Long term it would be nice if we did not have to support two image classes: Image and OctreeImage. Maintaining two code paths and two sets of visuals will become tiresome and lead to discrepancies and bugs.

Instead, it would be nice if OctreeImage became the only image class. One image class to rule them all. For that to happen, though, we need to render small images just as efficiently as the Image class does today. We do not want Octree rendering to worsen cases which work well today. To keep today’s performance for smaller images we probably need to add support for variable size tiles.

Future Work: Level Zero Only Octrees

In issue #1300 it takes 1500ms to switch slices. There we are rendering a (16384, 16384) image that is entirely in RAM. The delay is not from loading into RAM, it’s already in RAM, the delay is from transferring all that data to VRAM in one big gulp.

The image is not a multi-scale image. So can we turn it into a muli-scale image? Generally we’ve found downsampling to create multi-scale image layers is slow. So the question is how can we draw this large image without hanging? One idea is we could create an Octree that only has a level zero and no downsampled levels.

This is an option because chopping up a numpy array into tiles is very fast. This chopping up phase is really just creating a bunch of “views” into the single existing array. So creating a level zero Octree should be very fast. For there we can use our existing Octree code and our existing TiledImageVisual to transfer over one tile at a time without hurting the frame rate.

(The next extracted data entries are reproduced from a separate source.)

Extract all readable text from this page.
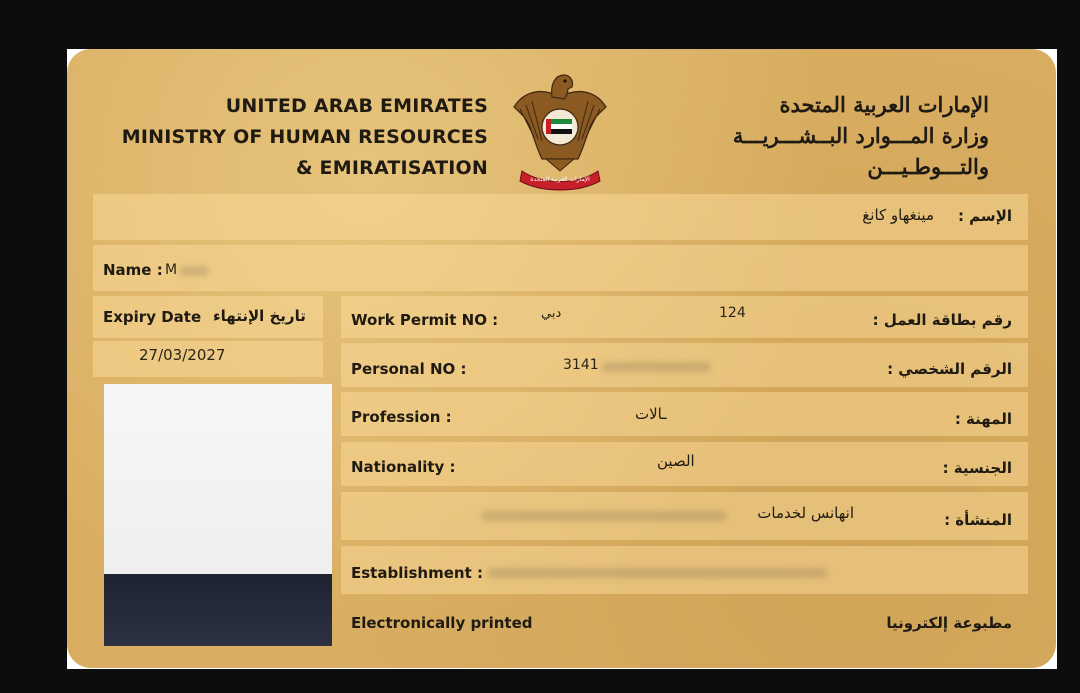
UNITED ARAB EMIRATES
MINISTRY OF HUMAN RESOURCES
& EMIRATISATION
الإمارات العربية المتحدة
الإمارات العربية المتحدة
وزارة المـــوارد البــشـــريـــة
والتـــوطـيـــن
الإسم :
مينغهاو كانغ
Name : M
Expiry Date تاريخ الإنتهاء
27/03/2027
Work Permit NO :	دبي	124	رقم بطاقة العمل :
Personal NO :	3141	الرقم الشخصي :
Profession :	ـالات	المهنة :
Nationality :	الصين	الجنسية :
انهانس لخدمات	المنشأة :
Establishment :
Electronically printed	مطبوعة إلكترونيا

The insight here is our Octree code is really two things, one is an Octree but two is a tiled or chunked image, basically a flat image chopped into a grid of tiles. How would this look to the user? With this approach switching slices would be similar to panning and zooming a multiscale Octree image, you’d see the new tiles loading in over time, but the framerate would not tank, and you could switch slices at any time.

Future Work: Caching

Basically no work as gone into caching or memory management for Octree data. It’s very likely there are leaks and extended usage will run out of memory. This hasn’t been addressed because using Octree for long periods of time is just now becoming possible.

One caching issue is figuring how to combine the ChunkCache with Dasks’s built-in caching. We probably want to keep the ChunkCache for rendering non-Dask arrays? But when using Dask, we defer to its cache? We certainly don’t want to cache the data in both places.

Another issue is whether to cache OctreeChunks or tiles in the visual, beyond just caching the raw data. If re-creating both is fast enough, the simpler thing is evict them fully when a chunk falls out of view. And re-create them if it comes back in view. It’s simplest to keep nothing but what we are currently drawing.

However if that’s not fast enough, we could have a MRU cache of OctreeChunks and tiles in VRAM, so that reviewing the same data is nearly instant. This is adding complexity, but the performance might be worth it.